Dependence on LLM-as-a-Judge: Classifiers can fail, and strong misaligned systems might generate detectable-but-evasive harmful content.
Dataset constraints: To use 10K MC as ground truth, the study is limited to small datasets (313/20/20) with known non-zero harmful probabilities. Real-world "in-the-wild" distributions remain an extension.

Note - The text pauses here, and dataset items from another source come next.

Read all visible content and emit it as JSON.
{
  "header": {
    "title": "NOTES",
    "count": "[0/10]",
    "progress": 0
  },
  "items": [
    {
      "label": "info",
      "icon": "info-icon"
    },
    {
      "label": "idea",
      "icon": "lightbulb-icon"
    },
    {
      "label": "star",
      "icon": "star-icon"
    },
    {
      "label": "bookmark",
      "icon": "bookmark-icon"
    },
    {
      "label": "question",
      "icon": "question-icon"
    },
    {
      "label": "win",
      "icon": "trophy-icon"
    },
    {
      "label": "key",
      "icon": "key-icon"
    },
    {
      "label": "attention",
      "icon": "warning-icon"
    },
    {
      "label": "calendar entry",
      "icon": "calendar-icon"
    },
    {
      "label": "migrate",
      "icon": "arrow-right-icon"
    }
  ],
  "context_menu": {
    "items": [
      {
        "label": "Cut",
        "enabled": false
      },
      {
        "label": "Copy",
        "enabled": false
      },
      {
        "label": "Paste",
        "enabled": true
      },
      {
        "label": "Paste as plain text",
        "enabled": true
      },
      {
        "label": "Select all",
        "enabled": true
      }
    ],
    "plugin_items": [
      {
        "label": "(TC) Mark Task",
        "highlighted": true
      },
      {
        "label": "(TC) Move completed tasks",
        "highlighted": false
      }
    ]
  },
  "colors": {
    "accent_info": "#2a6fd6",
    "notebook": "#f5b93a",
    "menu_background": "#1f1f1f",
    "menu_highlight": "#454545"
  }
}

vs. Jones et al. (2025): They used EVT for worst-case risk but used fixed-sequence likelihood as a proxy due to cost. This work provides efficient, true harmful probability estimates to fill that gap.
vs. Wu & Hilton (2024): They estimated the probability of sampling a query from an input distribution that induces a target output. This work focuses on the probability of harmfulness for any given query; the two are orthogonal and combinable.
vs. Red-teaming/Jailbreak (Zou et al. 2023, etc.): These focus on expensive input space searches with single samples. This work shows that repeated sampling on fewer contexts may be more efficient at inducing harm, and QRISK estimates could guide adversarial search strategies.

Rating¶

Novelty: ⭐⭐⭐⭐⭐ Introduces rare event estimation + activation steering to safety evaluation, providing a tail-risk perspective on output distributions.
Experimental Thoroughness: ⭐⭐⭐⭐ Five models + three behavior types + sensitivity + EVT, though datasets are relatively small and white-box constrained.
Writing Quality: ⭐⭐⭐⭐⭐ Clear motivation, complete description of formulas and pipelines, honest about limitations.
Value: ⭐⭐⭐⭐⭐ Provides a practical, efficient tool for deployment-level safety auditing.